Dawn of the Dead Review
Written by: gothiczen
The original Dawn of the Dead will forever have a place in my wormy heart. It is a socio-political film that examines a society based on consumption. It is the thinking fans zombie film. The zombies in it represent the consumer – people who devour in order to establish an identity.
The original Dawn of the Dead uses setting as symbol. In a helicopter flight from the fury of the dead the four main members land on top of a mall in order to try and gain a brief respite from the flesh eating hordes. It is no accident that the mall is a setting. Romero uses this symbolic setting to establish the one of the main themes of the movie – we are all looking to devour something. Once inside the mall the relative ease of gaining things – clothes, a television, vintage wines, and even money from a bank – takes the group from trying to simply provide to trying to live in luxury.

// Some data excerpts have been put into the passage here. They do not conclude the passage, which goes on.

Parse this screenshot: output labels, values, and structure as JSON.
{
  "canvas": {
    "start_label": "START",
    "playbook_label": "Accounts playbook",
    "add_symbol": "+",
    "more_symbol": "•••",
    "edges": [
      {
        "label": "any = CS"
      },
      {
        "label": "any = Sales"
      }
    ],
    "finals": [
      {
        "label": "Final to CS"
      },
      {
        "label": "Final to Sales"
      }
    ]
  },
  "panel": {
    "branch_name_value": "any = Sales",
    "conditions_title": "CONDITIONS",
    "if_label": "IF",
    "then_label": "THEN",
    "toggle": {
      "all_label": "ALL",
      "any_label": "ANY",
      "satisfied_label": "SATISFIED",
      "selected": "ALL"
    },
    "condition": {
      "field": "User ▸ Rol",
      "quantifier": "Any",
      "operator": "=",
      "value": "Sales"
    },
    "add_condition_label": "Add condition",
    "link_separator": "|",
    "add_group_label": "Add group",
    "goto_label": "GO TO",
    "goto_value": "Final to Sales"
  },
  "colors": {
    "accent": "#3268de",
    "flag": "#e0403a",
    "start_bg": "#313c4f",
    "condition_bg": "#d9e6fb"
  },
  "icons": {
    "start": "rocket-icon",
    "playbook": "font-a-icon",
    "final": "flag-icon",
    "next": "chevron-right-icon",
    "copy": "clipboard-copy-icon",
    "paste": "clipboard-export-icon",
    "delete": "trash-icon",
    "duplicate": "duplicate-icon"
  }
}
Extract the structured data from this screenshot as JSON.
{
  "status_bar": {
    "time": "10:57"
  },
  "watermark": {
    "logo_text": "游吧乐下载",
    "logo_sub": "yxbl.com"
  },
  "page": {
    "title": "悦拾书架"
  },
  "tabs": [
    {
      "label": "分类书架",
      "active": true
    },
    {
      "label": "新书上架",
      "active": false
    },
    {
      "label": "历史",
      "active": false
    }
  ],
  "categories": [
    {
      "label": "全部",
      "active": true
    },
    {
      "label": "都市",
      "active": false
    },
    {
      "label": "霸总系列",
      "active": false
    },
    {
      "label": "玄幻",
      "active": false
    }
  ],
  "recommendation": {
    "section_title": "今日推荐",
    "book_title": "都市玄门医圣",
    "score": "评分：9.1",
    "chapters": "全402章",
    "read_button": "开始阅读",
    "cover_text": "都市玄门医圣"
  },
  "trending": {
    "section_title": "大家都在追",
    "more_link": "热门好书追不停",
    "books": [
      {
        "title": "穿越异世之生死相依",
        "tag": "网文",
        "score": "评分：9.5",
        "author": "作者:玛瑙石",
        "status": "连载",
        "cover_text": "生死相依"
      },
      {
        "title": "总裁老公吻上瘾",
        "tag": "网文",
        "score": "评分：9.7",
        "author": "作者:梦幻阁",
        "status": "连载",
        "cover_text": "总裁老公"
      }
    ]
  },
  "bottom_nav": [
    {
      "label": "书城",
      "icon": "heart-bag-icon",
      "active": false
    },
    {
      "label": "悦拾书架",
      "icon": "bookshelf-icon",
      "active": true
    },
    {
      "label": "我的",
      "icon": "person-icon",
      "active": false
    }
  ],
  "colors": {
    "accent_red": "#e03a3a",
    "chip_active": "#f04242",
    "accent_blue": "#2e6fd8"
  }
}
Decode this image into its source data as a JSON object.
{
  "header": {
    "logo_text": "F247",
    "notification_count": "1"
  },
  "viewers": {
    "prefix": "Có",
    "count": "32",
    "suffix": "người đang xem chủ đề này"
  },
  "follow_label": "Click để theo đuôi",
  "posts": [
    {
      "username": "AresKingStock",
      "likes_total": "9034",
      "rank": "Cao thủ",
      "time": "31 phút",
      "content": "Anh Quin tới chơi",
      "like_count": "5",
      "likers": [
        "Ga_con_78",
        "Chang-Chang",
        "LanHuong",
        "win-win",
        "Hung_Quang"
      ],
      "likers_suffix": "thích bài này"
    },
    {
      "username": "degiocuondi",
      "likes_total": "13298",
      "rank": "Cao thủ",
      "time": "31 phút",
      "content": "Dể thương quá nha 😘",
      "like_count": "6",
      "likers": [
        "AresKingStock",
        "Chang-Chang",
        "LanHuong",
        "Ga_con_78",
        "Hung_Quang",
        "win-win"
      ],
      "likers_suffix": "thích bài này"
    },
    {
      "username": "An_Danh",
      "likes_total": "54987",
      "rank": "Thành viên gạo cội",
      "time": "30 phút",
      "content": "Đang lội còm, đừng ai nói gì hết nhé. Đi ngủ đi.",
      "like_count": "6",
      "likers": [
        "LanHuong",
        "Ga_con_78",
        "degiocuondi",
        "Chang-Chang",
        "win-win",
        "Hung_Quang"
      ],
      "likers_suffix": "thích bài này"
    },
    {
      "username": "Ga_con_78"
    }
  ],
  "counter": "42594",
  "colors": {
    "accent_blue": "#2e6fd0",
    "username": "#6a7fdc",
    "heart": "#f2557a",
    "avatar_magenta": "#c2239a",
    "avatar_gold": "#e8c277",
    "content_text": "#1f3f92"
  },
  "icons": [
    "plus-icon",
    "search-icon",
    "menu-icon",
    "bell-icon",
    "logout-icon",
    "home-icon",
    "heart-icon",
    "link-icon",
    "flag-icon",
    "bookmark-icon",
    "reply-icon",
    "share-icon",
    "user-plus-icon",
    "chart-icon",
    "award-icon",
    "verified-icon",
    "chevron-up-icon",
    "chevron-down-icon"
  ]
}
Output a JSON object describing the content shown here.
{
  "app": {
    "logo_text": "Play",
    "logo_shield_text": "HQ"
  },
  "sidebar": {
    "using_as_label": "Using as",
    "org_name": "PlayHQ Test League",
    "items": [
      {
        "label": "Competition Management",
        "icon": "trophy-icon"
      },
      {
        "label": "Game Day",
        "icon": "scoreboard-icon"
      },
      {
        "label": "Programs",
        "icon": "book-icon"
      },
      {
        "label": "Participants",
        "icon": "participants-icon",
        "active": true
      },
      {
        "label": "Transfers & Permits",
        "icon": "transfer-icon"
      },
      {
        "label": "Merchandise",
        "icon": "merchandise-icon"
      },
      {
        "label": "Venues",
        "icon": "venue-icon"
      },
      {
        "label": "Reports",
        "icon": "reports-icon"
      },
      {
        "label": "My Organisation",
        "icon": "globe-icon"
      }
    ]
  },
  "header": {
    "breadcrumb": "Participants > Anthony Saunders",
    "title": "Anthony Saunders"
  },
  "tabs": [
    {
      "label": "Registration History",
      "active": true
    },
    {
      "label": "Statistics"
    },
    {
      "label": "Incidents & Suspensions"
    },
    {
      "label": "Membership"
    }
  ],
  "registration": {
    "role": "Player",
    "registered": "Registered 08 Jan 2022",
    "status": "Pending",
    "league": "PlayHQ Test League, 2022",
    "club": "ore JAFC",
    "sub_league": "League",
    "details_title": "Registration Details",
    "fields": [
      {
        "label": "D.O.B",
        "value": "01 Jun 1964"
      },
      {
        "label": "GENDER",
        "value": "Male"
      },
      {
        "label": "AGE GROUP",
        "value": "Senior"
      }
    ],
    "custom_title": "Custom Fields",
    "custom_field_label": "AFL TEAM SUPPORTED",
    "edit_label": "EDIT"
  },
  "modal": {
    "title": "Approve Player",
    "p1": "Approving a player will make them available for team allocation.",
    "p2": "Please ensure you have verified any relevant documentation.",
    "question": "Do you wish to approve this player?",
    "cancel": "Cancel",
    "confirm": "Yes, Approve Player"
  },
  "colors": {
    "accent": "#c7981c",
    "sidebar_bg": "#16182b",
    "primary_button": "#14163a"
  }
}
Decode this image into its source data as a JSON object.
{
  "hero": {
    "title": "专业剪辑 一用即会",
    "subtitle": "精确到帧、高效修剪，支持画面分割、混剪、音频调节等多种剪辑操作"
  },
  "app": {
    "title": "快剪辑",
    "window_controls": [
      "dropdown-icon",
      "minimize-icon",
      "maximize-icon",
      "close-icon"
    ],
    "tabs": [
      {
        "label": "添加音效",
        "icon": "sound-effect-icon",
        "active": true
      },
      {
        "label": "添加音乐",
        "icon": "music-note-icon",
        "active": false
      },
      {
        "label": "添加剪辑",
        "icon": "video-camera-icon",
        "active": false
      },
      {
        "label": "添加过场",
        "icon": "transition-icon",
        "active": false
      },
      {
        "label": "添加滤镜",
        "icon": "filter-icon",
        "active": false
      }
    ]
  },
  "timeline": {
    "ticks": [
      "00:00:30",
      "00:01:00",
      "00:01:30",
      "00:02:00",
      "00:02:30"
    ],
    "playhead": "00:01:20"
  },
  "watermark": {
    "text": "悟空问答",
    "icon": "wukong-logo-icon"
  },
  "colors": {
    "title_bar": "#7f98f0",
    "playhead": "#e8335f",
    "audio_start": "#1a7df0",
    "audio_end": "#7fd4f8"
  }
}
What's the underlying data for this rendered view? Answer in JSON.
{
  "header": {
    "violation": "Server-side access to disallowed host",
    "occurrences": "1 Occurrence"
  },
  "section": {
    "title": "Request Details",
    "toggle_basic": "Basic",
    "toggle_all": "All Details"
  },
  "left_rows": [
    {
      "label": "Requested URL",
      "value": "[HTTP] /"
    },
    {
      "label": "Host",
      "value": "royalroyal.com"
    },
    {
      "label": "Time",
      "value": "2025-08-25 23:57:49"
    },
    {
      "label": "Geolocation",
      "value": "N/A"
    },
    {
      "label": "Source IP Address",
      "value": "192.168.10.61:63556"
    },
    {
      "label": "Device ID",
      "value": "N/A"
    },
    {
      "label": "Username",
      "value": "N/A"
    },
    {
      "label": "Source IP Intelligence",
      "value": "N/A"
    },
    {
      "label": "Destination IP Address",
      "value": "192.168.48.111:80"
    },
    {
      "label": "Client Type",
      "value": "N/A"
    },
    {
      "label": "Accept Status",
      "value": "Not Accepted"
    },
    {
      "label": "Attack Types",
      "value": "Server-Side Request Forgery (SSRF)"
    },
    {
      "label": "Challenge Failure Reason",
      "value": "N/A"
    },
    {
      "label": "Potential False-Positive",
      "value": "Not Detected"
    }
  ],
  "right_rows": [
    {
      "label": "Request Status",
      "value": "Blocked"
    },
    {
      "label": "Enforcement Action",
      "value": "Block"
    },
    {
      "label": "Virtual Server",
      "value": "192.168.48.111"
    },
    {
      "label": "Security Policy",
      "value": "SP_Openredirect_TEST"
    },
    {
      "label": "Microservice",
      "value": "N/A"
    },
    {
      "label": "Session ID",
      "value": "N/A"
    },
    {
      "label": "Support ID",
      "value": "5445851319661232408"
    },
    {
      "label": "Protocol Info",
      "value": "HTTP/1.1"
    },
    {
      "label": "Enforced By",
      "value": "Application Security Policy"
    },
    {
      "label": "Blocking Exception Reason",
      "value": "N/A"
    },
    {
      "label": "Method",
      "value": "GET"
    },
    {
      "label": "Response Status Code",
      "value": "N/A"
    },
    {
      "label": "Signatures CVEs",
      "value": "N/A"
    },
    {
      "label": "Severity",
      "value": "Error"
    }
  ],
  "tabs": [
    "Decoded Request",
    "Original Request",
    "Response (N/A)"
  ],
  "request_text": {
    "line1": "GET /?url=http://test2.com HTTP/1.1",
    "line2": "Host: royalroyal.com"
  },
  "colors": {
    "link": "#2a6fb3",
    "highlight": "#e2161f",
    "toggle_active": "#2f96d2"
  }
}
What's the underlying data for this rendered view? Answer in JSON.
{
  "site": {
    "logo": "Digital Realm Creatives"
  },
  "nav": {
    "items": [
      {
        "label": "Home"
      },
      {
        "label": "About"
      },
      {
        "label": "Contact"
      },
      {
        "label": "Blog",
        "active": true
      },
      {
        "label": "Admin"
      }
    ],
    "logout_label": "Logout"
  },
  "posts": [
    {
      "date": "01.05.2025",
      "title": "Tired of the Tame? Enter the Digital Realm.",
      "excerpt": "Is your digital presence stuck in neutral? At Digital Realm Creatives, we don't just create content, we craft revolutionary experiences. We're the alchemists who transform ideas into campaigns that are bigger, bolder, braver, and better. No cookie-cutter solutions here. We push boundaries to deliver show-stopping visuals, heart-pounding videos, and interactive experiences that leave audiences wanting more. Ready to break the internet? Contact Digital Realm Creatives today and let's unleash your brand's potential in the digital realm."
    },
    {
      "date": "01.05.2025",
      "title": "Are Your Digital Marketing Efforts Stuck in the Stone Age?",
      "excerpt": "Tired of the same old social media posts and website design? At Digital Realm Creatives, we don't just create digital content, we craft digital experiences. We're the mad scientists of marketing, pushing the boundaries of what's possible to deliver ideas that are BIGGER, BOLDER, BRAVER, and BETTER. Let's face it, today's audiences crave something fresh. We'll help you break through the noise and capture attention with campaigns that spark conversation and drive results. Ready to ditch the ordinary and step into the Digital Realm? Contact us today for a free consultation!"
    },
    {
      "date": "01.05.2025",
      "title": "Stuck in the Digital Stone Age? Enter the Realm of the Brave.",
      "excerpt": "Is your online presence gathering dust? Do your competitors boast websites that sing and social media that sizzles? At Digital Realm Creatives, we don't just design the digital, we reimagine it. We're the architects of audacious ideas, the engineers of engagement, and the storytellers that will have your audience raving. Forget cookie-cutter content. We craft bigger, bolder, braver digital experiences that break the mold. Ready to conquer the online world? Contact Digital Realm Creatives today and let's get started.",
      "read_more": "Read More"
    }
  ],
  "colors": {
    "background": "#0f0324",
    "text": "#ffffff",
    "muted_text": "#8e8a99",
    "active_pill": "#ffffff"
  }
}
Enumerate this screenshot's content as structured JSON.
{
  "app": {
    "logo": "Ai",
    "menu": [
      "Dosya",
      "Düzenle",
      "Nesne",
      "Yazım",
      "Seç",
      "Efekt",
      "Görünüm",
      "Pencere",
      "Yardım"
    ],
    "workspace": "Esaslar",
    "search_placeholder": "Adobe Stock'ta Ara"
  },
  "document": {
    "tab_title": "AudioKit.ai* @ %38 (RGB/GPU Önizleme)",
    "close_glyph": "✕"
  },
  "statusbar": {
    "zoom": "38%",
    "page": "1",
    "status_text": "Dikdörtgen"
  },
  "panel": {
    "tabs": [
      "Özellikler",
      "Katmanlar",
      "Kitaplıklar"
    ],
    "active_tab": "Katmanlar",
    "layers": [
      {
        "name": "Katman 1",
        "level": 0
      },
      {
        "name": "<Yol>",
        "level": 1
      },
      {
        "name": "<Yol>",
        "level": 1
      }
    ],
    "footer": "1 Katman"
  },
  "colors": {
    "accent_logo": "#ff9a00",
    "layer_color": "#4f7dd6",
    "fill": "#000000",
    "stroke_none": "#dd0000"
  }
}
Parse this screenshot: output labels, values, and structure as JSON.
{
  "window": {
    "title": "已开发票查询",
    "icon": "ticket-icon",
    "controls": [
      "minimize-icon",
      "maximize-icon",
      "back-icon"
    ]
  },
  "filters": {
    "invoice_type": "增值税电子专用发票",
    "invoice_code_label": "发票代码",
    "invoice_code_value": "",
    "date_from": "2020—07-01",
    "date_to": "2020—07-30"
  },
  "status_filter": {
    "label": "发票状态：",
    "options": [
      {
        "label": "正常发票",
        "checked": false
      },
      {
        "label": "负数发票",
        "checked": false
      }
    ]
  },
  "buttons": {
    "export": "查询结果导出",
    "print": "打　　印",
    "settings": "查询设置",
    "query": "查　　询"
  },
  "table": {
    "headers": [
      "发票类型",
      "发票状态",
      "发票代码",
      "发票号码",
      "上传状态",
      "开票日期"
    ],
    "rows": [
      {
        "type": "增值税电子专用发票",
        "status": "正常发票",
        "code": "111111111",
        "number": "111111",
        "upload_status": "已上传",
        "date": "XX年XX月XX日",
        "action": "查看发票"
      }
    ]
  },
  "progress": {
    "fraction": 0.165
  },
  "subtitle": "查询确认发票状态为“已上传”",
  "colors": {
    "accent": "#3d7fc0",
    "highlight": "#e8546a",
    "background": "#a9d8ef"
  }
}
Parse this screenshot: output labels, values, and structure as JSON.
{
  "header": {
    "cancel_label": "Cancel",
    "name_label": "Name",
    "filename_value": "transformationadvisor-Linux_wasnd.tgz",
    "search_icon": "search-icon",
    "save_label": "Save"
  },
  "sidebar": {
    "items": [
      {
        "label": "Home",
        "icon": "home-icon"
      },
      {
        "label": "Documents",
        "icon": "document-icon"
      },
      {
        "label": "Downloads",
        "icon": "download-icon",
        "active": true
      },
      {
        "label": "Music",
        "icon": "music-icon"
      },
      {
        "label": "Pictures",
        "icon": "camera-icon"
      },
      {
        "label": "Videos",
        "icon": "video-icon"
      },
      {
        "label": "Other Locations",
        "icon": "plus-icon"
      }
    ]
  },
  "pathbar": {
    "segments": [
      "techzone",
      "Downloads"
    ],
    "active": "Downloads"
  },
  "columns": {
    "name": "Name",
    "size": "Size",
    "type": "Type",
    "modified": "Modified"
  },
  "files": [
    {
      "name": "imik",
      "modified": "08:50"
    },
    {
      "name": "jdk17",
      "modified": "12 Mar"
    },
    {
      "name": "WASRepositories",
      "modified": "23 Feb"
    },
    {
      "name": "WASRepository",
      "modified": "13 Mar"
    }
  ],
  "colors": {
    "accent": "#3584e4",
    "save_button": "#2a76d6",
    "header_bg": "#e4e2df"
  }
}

An important framing device comes in a quick flash of black and white as two characters walk through a labyrinth bank line to have their photos captured by a security cam as they exit with bundles of cash. Romero is showing us the pointlessness of material wealth and out desire, in the face of any disaster, to try and turn a buck. The only female character, who is pregnant, spends time in front of a mirror doing her makeup so as to appear as a femme fatale. Our desire to impose a fiction on the world becomes evident.
The zombies themselves are listless, and, much like us, spend a lot of time going after something they desire but cannot have. The main characters are nothing more than sustenance to the zombies – people are the ultimate in disposable imagery. They desire us to destroy us. The zombies are actually more human than the survivors. Character becomes symbol in this film. When Flyboy (the pilot) asks his pregnant girlfriend to marry him she simply replies that it would not be real. Relationships outside of item consumption have become meaningless.
It is telling that the characters represent the failing structures of modern society; two swat team members and two reporters. The police, within the context of a democracy, represent law and the desire for order through sanctioned violence. The news media represent an informed populace through mass media technology that is supposed to bind us together. The policemen are cold, brutal, and efficient in using their swat techniques on the undead. But their violence is meaningless – it changes nothing. When the mall is overrun by those symbols of anarchy – a motorcycle gang, violence becomes an absurd response – pies are thrown in the faces of the undead. Violence has lost all justification but as a species we still try to use force.
The media of course fail as they try to construct an alternate worldview that is inconsistent with the facts. Truth becomes pointless as they flee their television statement – the global village is no more and they are just voices in a zombie populated wilderness. The head of news tells his reporters to keep giving out old information – places for survivors to flee to – in order to keep ratings up. The news is identified as a faulty signifier – there is literally no truth in advertising.
When one of the characters is bitten he tells the others that he will try not to come back as one of the undead – a task doomed to failure. When the character dies, he is of course, reborn as one of the undead and is then re-killed – a victim of the violence that he one perpetrated on others.
The zombies are the proletariat masses attempting to justify their existence through devouring the material world. They congregate at the mall; the church of the consumer. They surround it and beg for substance just like the poor at a food shelter. They are the poor, the hungry, and those yearning to be free. We become the monsters – we are those who keep the wealth away from those who crave it. The only thing left that has any worth is our body – and that is wee are – sacks of meat. There is no God or spirit in us just as there is no God or spirit in a hamburger.
This film is multi-layered and uses symbol as a means for us to examine our selves and our worth. It is a brilliant satire on what it means to be human in modern society.